Issuers are paying up to keep investors happy on acquisition term loans that have not been funded due to delays in deal closings. Buysiders said issuers have been offering generous "ticking" fees recently as a way to appease antsy investors in a tough market while they await funding on their allocations. Suiza Foods is offering investors 50 basis points as compensation for their patience, while International Multifoods has raised eyebrows with an unusually high 300 basis points fee--matching the spread on the loan. One market player suspects Multifoods may have credit issues unrelated to the acquisition explaining its hefty fee. John Byom, cfo at Multifoods, did not return repeated phone calls. Officials at CIBC World Markets, did not return calls about the increased fee.

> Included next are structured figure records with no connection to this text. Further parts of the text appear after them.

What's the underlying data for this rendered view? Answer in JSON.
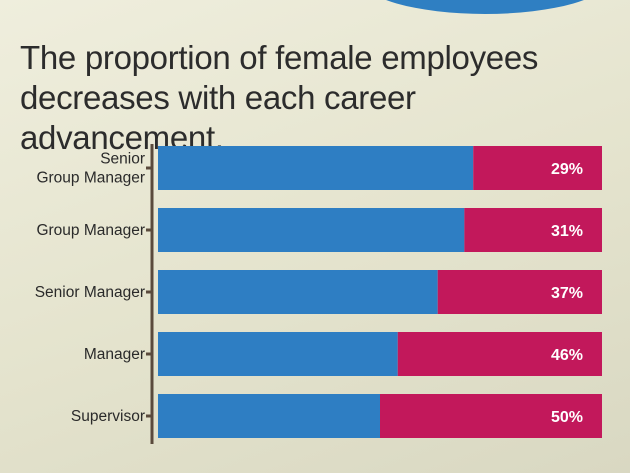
{
  "title_lines": [
    "The proportion of female employees",
    "decreases with each career advancement."
  ],
  "colors": {
    "male_bar": "#2e7ec3",
    "female_bar": "#c2185b",
    "bracket": "#5a4a3c",
    "accent_circle": "#2f7fc2"
  },
  "chart_data": {
    "type": "bar",
    "orientation": "horizontal",
    "stacked": true,
    "percent_stacked": true,
    "categories": [
      [
        "Senior",
        "Group Manager"
      ],
      [
        "Group Manager"
      ],
      [
        "Senior Manager"
      ],
      [
        "Manager"
      ],
      [
        "Supervisor"
      ]
    ],
    "series": [
      {
        "values": [
          71,
          69,
          63,
          54,
          50
        ],
        "color": "#2e7ec3"
      },
      {
        "values": [
          29,
          31,
          37,
          46,
          50
        ],
        "color": "#c2185b",
        "labels": [
          "29%",
          "31%",
          "37%",
          "46%",
          "50%"
        ]
      }
    ],
    "xlim": [
      0,
      100
    ],
    "legend": "none",
    "grid": false
  }
}
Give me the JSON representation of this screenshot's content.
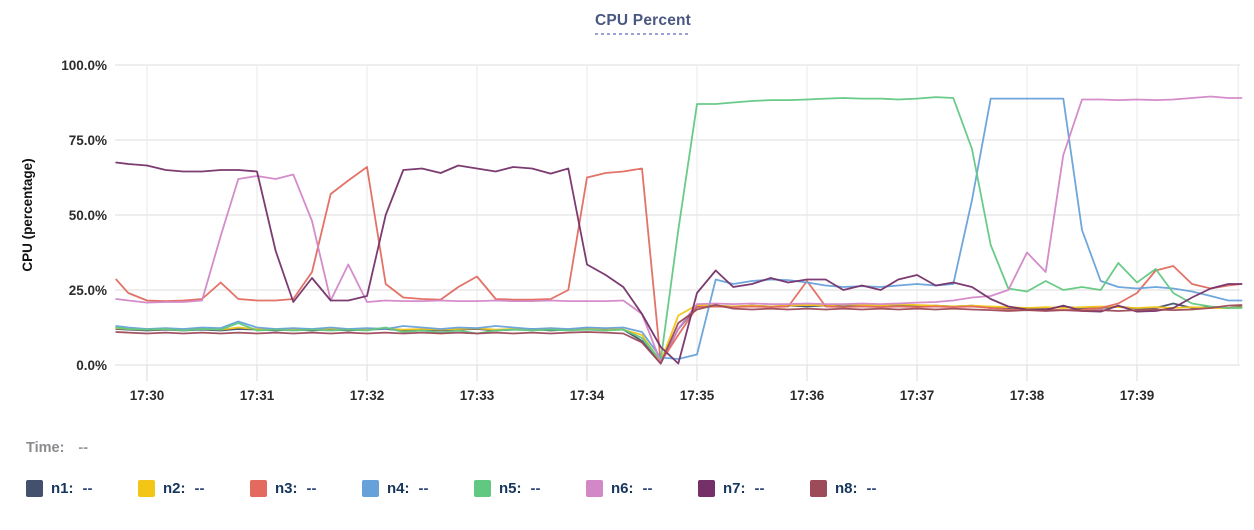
{
  "title": "CPU Percent",
  "time_readout": {
    "label": "Time:",
    "value": "--"
  },
  "legend": [
    {
      "id": "n1",
      "label": "n1:",
      "value": "--",
      "color": "#44516e"
    },
    {
      "id": "n2",
      "label": "n2:",
      "value": "--",
      "color": "#f3c517"
    },
    {
      "id": "n3",
      "label": "n3:",
      "value": "--",
      "color": "#e26a5f"
    },
    {
      "id": "n4",
      "label": "n4:",
      "value": "--",
      "color": "#67a1da"
    },
    {
      "id": "n5",
      "label": "n5:",
      "value": "--",
      "color": "#61c881"
    },
    {
      "id": "n6",
      "label": "n6:",
      "value": "--",
      "color": "#d287c7"
    },
    {
      "id": "n7",
      "label": "n7:",
      "value": "--",
      "color": "#753069"
    },
    {
      "id": "n8",
      "label": "n8:",
      "value": "--",
      "color": "#9d4a59"
    }
  ],
  "chart_data": {
    "type": "line",
    "title": "CPU Percent",
    "xlabel": "",
    "ylabel": "CPU (percentage)",
    "grid": true,
    "legend_position": "bottom",
    "y_axis": {
      "tick_values": [
        100,
        75,
        50,
        25,
        0
      ],
      "tick_labels": [
        "100.0%",
        "75.0%",
        "50.0%",
        "25.0%",
        "0.0%"
      ],
      "range": [
        0,
        100
      ]
    },
    "x_axis": {
      "tick_minutes": [
        30,
        31,
        32,
        33,
        34,
        35,
        36,
        37,
        38,
        39
      ],
      "tick_labels": [
        "17:30",
        "17:31",
        "17:32",
        "17:33",
        "17:34",
        "17:35",
        "17:36",
        "17:37",
        "17:38",
        "17:39"
      ],
      "extra_gridline_minute": 39.92,
      "range_minutes": [
        29.72,
        39.95
      ]
    },
    "x_minutes": [
      29.72,
      29.83,
      30,
      30.17,
      30.33,
      30.5,
      30.67,
      30.83,
      31,
      31.17,
      31.33,
      31.5,
      31.67,
      31.83,
      32,
      32.17,
      32.33,
      32.5,
      32.67,
      32.83,
      33,
      33.17,
      33.33,
      33.5,
      33.67,
      33.83,
      34,
      34.17,
      34.33,
      34.5,
      34.67,
      34.83,
      35,
      35.17,
      35.33,
      35.5,
      35.67,
      35.83,
      36,
      36.17,
      36.33,
      36.5,
      36.67,
      36.83,
      37,
      37.17,
      37.33,
      37.5,
      37.67,
      37.83,
      38,
      38.17,
      38.33,
      38.5,
      38.67,
      38.83,
      39,
      39.17,
      39.33,
      39.5,
      39.67,
      39.83,
      39.95
    ],
    "series": [
      {
        "name": "n1",
        "color": "#44516e",
        "values": [
          12,
          11.8,
          11.5,
          11.8,
          11.5,
          11.8,
          11.5,
          12,
          11.8,
          11.5,
          11.8,
          11.5,
          11.8,
          11.5,
          11.8,
          12,
          11.5,
          11.8,
          11.5,
          11.8,
          12,
          11.5,
          11.8,
          12,
          11.5,
          11.8,
          12.3,
          12,
          11.8,
          8,
          0.5,
          12,
          19.5,
          19.8,
          19.5,
          19.8,
          19.5,
          19.8,
          19.5,
          19.8,
          19.5,
          19.8,
          19.5,
          19.8,
          19.5,
          19.8,
          19.5,
          19.8,
          19,
          18.8,
          19,
          18.8,
          19.5,
          18.8,
          19,
          19.5,
          18.8,
          19,
          20.5,
          19,
          19.3,
          19,
          19.5
        ]
      },
      {
        "name": "n2",
        "color": "#f3c517",
        "values": [
          12.3,
          12,
          11.8,
          12,
          11.8,
          12.2,
          11.8,
          12.5,
          12,
          11.8,
          12,
          11.8,
          12.2,
          11.8,
          12,
          12.2,
          11.8,
          12,
          11.8,
          12,
          12.2,
          11.8,
          12,
          11.8,
          12.2,
          11.8,
          12,
          12.2,
          11.8,
          10,
          1,
          16.5,
          20,
          19.8,
          19.5,
          19.8,
          19.5,
          19.8,
          20,
          19.8,
          20.2,
          20,
          19.8,
          20.2,
          20,
          19.8,
          19.5,
          19.8,
          19.5,
          19.3,
          19,
          19.3,
          19,
          19.3,
          19.5,
          19.3,
          19,
          19.3,
          19,
          19.3,
          19,
          19,
          19.2
        ]
      },
      {
        "name": "n3",
        "color": "#e26a5f",
        "values": [
          28.5,
          24,
          21.5,
          21.3,
          21.5,
          22,
          27.5,
          22,
          21.5,
          21.5,
          22,
          31,
          57,
          61.5,
          66,
          27,
          22.5,
          22,
          21.8,
          26,
          29.5,
          22,
          21.8,
          21.8,
          22,
          25,
          62.5,
          64,
          64.5,
          65.5,
          1,
          10,
          19.3,
          19.5,
          19.3,
          19.5,
          19.3,
          19.5,
          28,
          19.5,
          19.3,
          19.5,
          19.3,
          19.5,
          19.3,
          19.5,
          19.3,
          19.5,
          19,
          18.5,
          18.3,
          18.5,
          18.3,
          18.5,
          19,
          20.5,
          24,
          31.5,
          33,
          27,
          25.5,
          26.5,
          27
        ]
      },
      {
        "name": "n4",
        "color": "#67a1da",
        "values": [
          13,
          12.5,
          12,
          12.3,
          12,
          12.5,
          12.3,
          14.5,
          12.5,
          12,
          12.3,
          12,
          12.5,
          12,
          12.3,
          12,
          13,
          12.5,
          12,
          12.5,
          12.3,
          13,
          12.5,
          12,
          12.3,
          12,
          12.5,
          12.3,
          12.5,
          11,
          2.5,
          2,
          3.5,
          28.5,
          27,
          28,
          28.5,
          28.3,
          27.5,
          26.5,
          26,
          26.3,
          26,
          26.5,
          27,
          26.5,
          27,
          55,
          88.8,
          88.8,
          88.8,
          88.8,
          88.8,
          45,
          28,
          26,
          25.5,
          26,
          25.5,
          24.5,
          23,
          21.5,
          21.5
        ]
      },
      {
        "name": "n5",
        "color": "#61c881",
        "values": [
          12.5,
          12,
          11.8,
          12,
          11.5,
          12,
          11.8,
          14,
          11.5,
          11.8,
          11.5,
          11.8,
          11.5,
          11.8,
          11.5,
          12.5,
          11,
          11.5,
          10.8,
          11.5,
          10.5,
          11.5,
          11.8,
          11.5,
          11.8,
          11.5,
          11.8,
          11.5,
          11.8,
          9,
          1.5,
          45,
          87,
          87,
          87.5,
          88,
          88.3,
          88.3,
          88.5,
          88.8,
          89,
          88.8,
          88.8,
          88.5,
          88.8,
          89.3,
          89,
          72,
          40,
          25.5,
          24.5,
          28,
          25,
          26,
          25,
          34,
          27.5,
          32,
          24,
          20.5,
          19.5,
          19,
          19
        ]
      },
      {
        "name": "n6",
        "color": "#d287c7",
        "values": [
          22,
          21.5,
          20.8,
          21,
          21,
          21.5,
          43,
          62,
          63,
          62,
          63.5,
          48,
          21.5,
          33.5,
          21,
          21.5,
          21.3,
          21.3,
          21.5,
          21.3,
          21.3,
          21.5,
          21.3,
          21.3,
          21.5,
          21.3,
          21.3,
          21.3,
          21.5,
          17,
          1,
          12,
          20.3,
          20.5,
          20.3,
          20.5,
          20.3,
          20.3,
          20.5,
          20.3,
          20.3,
          20.5,
          20.3,
          20.5,
          20.8,
          21,
          21.5,
          22.5,
          23,
          25,
          37.5,
          31,
          70,
          88.5,
          88.5,
          88.3,
          88.5,
          88.3,
          88.5,
          89,
          89.5,
          89,
          89
        ]
      },
      {
        "name": "n7",
        "color": "#753069",
        "values": [
          67.5,
          67,
          66.5,
          65,
          64.5,
          64.5,
          65,
          65,
          64.5,
          38,
          21,
          29,
          21.5,
          21.5,
          23,
          50,
          65,
          65.5,
          64,
          66.5,
          65.5,
          64.5,
          66,
          65.5,
          63.8,
          65.5,
          33.5,
          30,
          26,
          17,
          6,
          0.5,
          24,
          31.5,
          26,
          27,
          29,
          27.5,
          28.5,
          28.5,
          25,
          26.5,
          25,
          28.5,
          30,
          26.5,
          27.5,
          26,
          22,
          19.5,
          18.5,
          18.3,
          19.8,
          18,
          17.8,
          19.8,
          17.8,
          18,
          19,
          22.5,
          25.5,
          27,
          27
        ]
      },
      {
        "name": "n8",
        "color": "#9d4a59",
        "values": [
          11,
          10.8,
          10.5,
          10.8,
          10.5,
          10.8,
          10.5,
          10.8,
          10.5,
          10.8,
          10.5,
          10.8,
          10.5,
          10.8,
          10.5,
          10.8,
          10.5,
          10.8,
          10.5,
          10.8,
          10.5,
          10.8,
          10.5,
          10.8,
          10.5,
          10.8,
          11,
          10.8,
          10.5,
          7.5,
          0.5,
          14,
          18.5,
          20,
          18.8,
          18.5,
          18.8,
          18.5,
          18.8,
          18.5,
          18.8,
          18.5,
          18.8,
          18.5,
          18.8,
          18.5,
          18.8,
          18.5,
          18.3,
          18,
          18.3,
          18,
          18.3,
          18,
          18.3,
          18,
          18.3,
          18.5,
          18.3,
          18.5,
          19,
          19.8,
          20
        ]
      }
    ]
  }
}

Fees to maintain good relationships with buysiders are not new, but with Multifoods, "It's an unusual level and surprised a lot of people," said one buysider, noting the fee is as generous as the spread on what should be the company's $450 million funded deal. "It's like free money," he said, explaining that he's getting the same spread he'll receive once he pays up on the loan. But no matter how high the fee, investors still want deals funded since unfunded deals require capital allocation. Lenders can't walk away from the deal once documentation closes, and unfunded deals are difficult to trade out of in the secondary market. "The deal was scheduled to close in June and it's been pushed out month by month," said one disgruntled investor in the credit backing Suiza Food's acquisition of Dean Foods.

Cory Olson, treasurer of Suiza, said his company started offering investors a 50 basis points ticking fee in mid-July to maintain the company's relationship with investors after the deal looked like it might take longer than expected. "A year ago you might get a transaction done without a ticking fee, but the market's changed," said Olson, explaining that his company is now trying to raise money in an environment with fewer participants. "We didn't want to take the last penny off the table," said Olson, describing the motivation behind his company's decision to compensate investors for the unfunded paper they are holding. "There's less capacity in the market and the market is tightening up from a credit perspective. This is a way to keep a good relationship."

On Multifoods, buysiders speculated that a richer reward may be a function of a more complicated acquisition. The company's purchase of certain General Mill assets is dependent upon the closing of a General Mills' acquisition of Pillsbury which has been delayed for months. The deal has been in the market since February and investors are still awaiting word.

A buysider noted that after a certain amount of time, a 50 basis point ticking fee isn't enough to compensate investors for the risk associated with the credit. "It's inadequate after awhile because you still own the risk."